Caprolactam-blocked diisocyanates, such as caprolactam-blocked 4,4′-MDI (e.g., GRILBOND® IL-6 from EMS-Primid), have been extensively used as ingredients in dipping formulations for isocyanate treatment of rubber reinforcing materials without a resorcinol-formaldehyde-latex (RFL); or as dip additives in other dipping formulations such as the single- and double-step RFL dipping formulations for treating rubber reinforcing materials. Like phenol-blocked 4,4′-MDI, the caprolactam-blocked 4,4′-MDI generally has a high unblocking temperature. In some instances, the adhesion of PET cords to rubber compounds may be enhanced by blending the phenol- and caprolactam-blocked 4,4′-MDIs together and using in RFL formulations.
In addition to phenol- and caprolactam-blocked diisocyanates, resorcinol-blocked diisocyanates such as 4,4′-MDI can be used in fabric dipping formulations. The resorcinol-blocked diisocyanates may provide some unique characteristics as an ingredient or additive in the dipping formulations. For example, the resorcinol liberated from the unblocking reaction of a resorcinol-blocked diisocyanate is more reactive than most other blocking agents, such as phenol or caprolactam. Therefore, resorcinol-blocked diisocyanate provides additional reactive resorcinol which is the major reactive component in the RFL-type formulations. Further, resorcinol-blocked diisocyanates have terminal phenolic hydroxyl groups which can promote the reaction between the resorcinol-blocked diisocyanates and epoxy compounds present in dipping formulations.
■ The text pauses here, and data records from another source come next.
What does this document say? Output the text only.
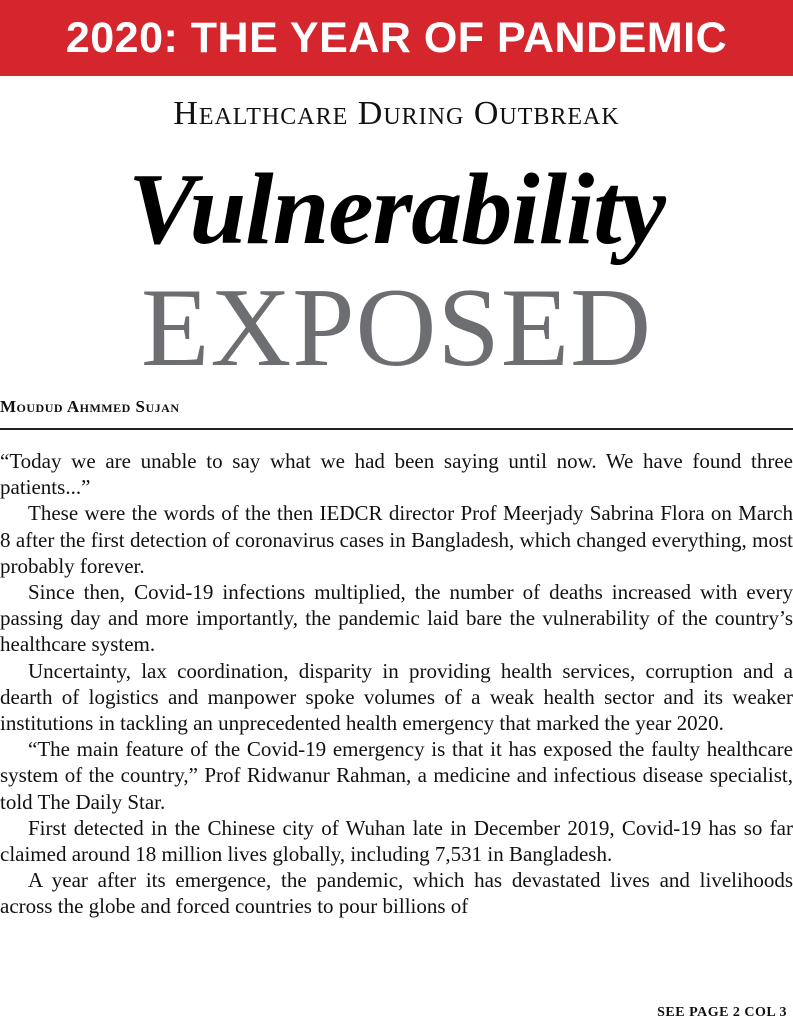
2020: THE YEAR OF PANDEMIC
Healthcare During Outbreak
Vulnerability
EXPOSED
Moudud Ahmmed Sujan

“Today we are unable to say what we had been saying until now. We have found three patients...”

These were the words of the then IEDCR director Prof Meerjady Sabrina Flora on March 8 after the first detection of coronavirus cases in Bangladesh, which changed everything, most probably forever.

Since then, Covid-19 infections multiplied, the number of deaths increased with every passing day and more importantly, the pandemic laid bare the vulnerability of the country’s healthcare system.

Uncertainty, lax coordination, disparity in providing health services, corruption and a dearth of logistics and manpower spoke volumes of a weak health sector and its weaker institutions in tackling an unprecedented health emergency that marked the year 2020.

“The main feature of the Covid-19 emergency is that it has exposed the faulty healthcare system of the country,” Prof Ridwanur Rahman, a medicine and infectious disease specialist, told The Daily Star.

First detected in the Chinese city of Wuhan late in December 2019, Covid-19 has so far claimed around 18 million lives globally, including 7,531 in Bangladesh.

A year after its emergence, the pandemic, which has devastated lives and livelihoods across the globe and forced countries to pour billions of

SEE PAGE 2 COL 3
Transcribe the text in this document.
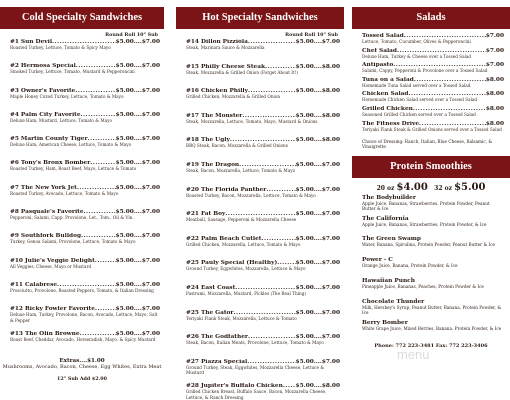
Cold Specialty Sandwiches
Round Roll 10" Sub
#1 Sun Devil .....	$5.00....$7.00
Roasted Turkey, Lettuce, Tomato & Spicy Mayo
#2 Hermosa Special .....	$5.00....$7.00
Smoked Turkey, Lettuce, Tomato, Mustard & Pepperoncini
#3 Owner's Favorite .....	$5.00....$7.00
Maple Honey Cured Turkey, Lettuce, Tomato & Mayo
#4 Palm City Favorite .....	$5.00....$7.00
Deluxe Ham, Mustard, Lettuce, Tomato & Mayo
#5 Martin County Tiger .....	$5.00....$7.00
Deluxe Ham, American Cheese, Lettuce, Tomato & Mayo
#6 Tony's Bronx Bomber .....	$5.00....$7.00
Roasted Turkey, Ham, Roast Beef, Mayo, Lettuce & Tomato
#7 The New York Jet .....	$5.00....$7.00
Roasted Turkey, Avocado, Lettuce, Tomato & Mayo
#8 Pasquale's Favorite .....	$5.00....$7.00
Pepperoni, Salami, Capp. Provolone, Let., Tom., Oil & Vin.
#9 Southfork Bulldog .....	$5.00....$7.00
Turkey, Genoa Salami, Provolone, Lettuce, Tomato & Mayo
#10 Julie's Veggie Delight .....	$5.00....$7.00
All Veggies, Cheese, Mayo or Mustard
#11 Calabrese .....	$5.00....$7.00
Prosciutto, Provolone, Roasted Peppers, Tomato, & Italian Dressing
#12 Ricky Fowler Favorite .....	$5.00....$7.00
Deluxe Ham, Turkey, Provolone, Bacon, Avocado, Lettuce, Mayo, Salt & Pepper
#13 The Olin Browne .....	$5.00....$7.00
Roast Beef, Cheddar, Avocado, Horseradish, Mayo, & Spicy Mustard
Extras....$1.00
Mushrooms, Avocado, Bacon, Cheese, Egg Whites, Extra Meat
12" Sub Add $2.00
Hot Specialty Sandwiches
Round Roll 10" Sub
#14 Dillon Pizzióla .....	$5.00....$7.00
Steak, Marinara Sauce & Mozzarella
#15 Philly Cheese Steak .....	$5.00....$8.00
Steak, Mozzarella & Grilled Onion (Forget About It!)
#16 Chicken Philly .....	$5.00....$8.00
Grilled Chicken, Mozzarella & Grilled Onion
#17 The Monster .....	$5.00....$8.00
Steak, Mozzarella, Lettuce, Tomato, Mayo, Mustard & Onions
#18 The Ugly .....	$5.00....$8.00
BBQ Steak, Bacon, Mozzarella & Grilled Onions
#19 The Dragon .....	$5.00....$7.00
Steak, Bacon, Mozzarella, Lettuce, Tomato & Mayo
#20 The Florida Panther .....	$5.00....$7.00
Roasted Turkey, Bacon, Mozzarella, Lettuce, Tomato & Mayo
#21 Fat Boy .....	$5.00....$7.00
Meatball, Sausage, Pepperoni & Mozzarella Cheese
#22 Palm Beach Cutlet .....	$5.00....$7.00
Grilled Chicken, Mozzarella, Lettuce, Tomato & Mayo
#25 Pauly Special (Healthy) .....	$5.00....$7.00
Ground Turkey, Eggwhites, Mozzarella, Lettuce & Mayo
#24 East Coast .....	$5.00....$7.00
Pastrami, Mozzarella, Mustard, Pickles (The Real Thing)
#25 The Gator .....	$5.00....$7.00
Teriyaki Flank Steak, Mozzarella, Lettuce & Tomato
#26 The Godfather .....	$5.00....$7.00
Steak, Bacon, Italian Meats, Provolone, Lettuce, Tomato & Mayo
#27 Piazza Special .....	$5.00....$7.00
Ground Turkey, Steak, Eggwhites, Mozzarella Cheese, Lettuce & Mustard
#28 Jupiter's Buffalo Chicken ..... $5.00....$8.00
Grilled Chicken Breast, Buffalo Sauce, Bacon, Mozzarella Cheese, Lettuce, & Ranch Dressing
Salads
Tossed Salad .....	$7.00
Lettuce, Tomato, Cucumber, Olives & Pepperoncini
Chef Salad .....	$7.00
Deluxe Ham, Turkey & Cheese over a Tossed Salad
Antipasto .....	$7.00
Salami, Cappy, Pepperoni & Provolone over a Tossed Salad
Tuna on a Salad .....	$8.00
Homemade Tuna Salad served over a Tossed Salad
Chicken Salad .....	$8.00
Homemade Chicken Salad served over a Tossed Salad
Grilled Chicken .....	$8.00
Seasoned Grilled Chicken served over a Tossed Salad
The Fitness Drive .....	$8.00
Teriyaki Flank Steak & Grilled Onions served over a Tossed Salad
Choice of Dressing: Ranch, Italian, Blue Cheese, Balsamic, & Vinaigrette
Protein Smoothies
20 oz $4.00 32 oz $5.00
The Bodybuilder
Apple Juice, Bananas, Strawberries, Protein Powder, Peanut Butter & Ice
The California
Apple Juice, Bananas, Strawberries, Protein Powder, & Ice
The Green Swamp
Water, Banana, Spirulina, Protein Powder, Peanut Butter & Ice
Power - C
Orange Juice, Banana, Protein Powder, & Ice
Hawaiian Punch
Pineapple Juice, Bananas, Peaches, Protein Powder & Ice
Chocolate Thunder
Milk, Hershey's Syrup, Peanut Butter, Banana, Protein Powder, & Ice
Berry Bomber
White Grape Juice, Mixed Berries, Banana, Protein Powder, & Ice
Phone: 772 223-3481 Fax: 772 223-3406
menu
Although some of the problems associated with the use of phenol-blocked or caprolactam-blocked isocyanates in dipping formulations can be overcome by the use of resorcinol-blocked diisocyanates, all current blocked diisocyanates have the same characteristic of having only one unblocking temperature and/or one melting characteristic. However, in some high performance applications, it may be desirable to use a blocked diisocyanate having two or more unblocking temperatures and/or melting characteristics that may provide some unique properties, such as improved adhesion of various synthetic fiber materials to rubber compounds.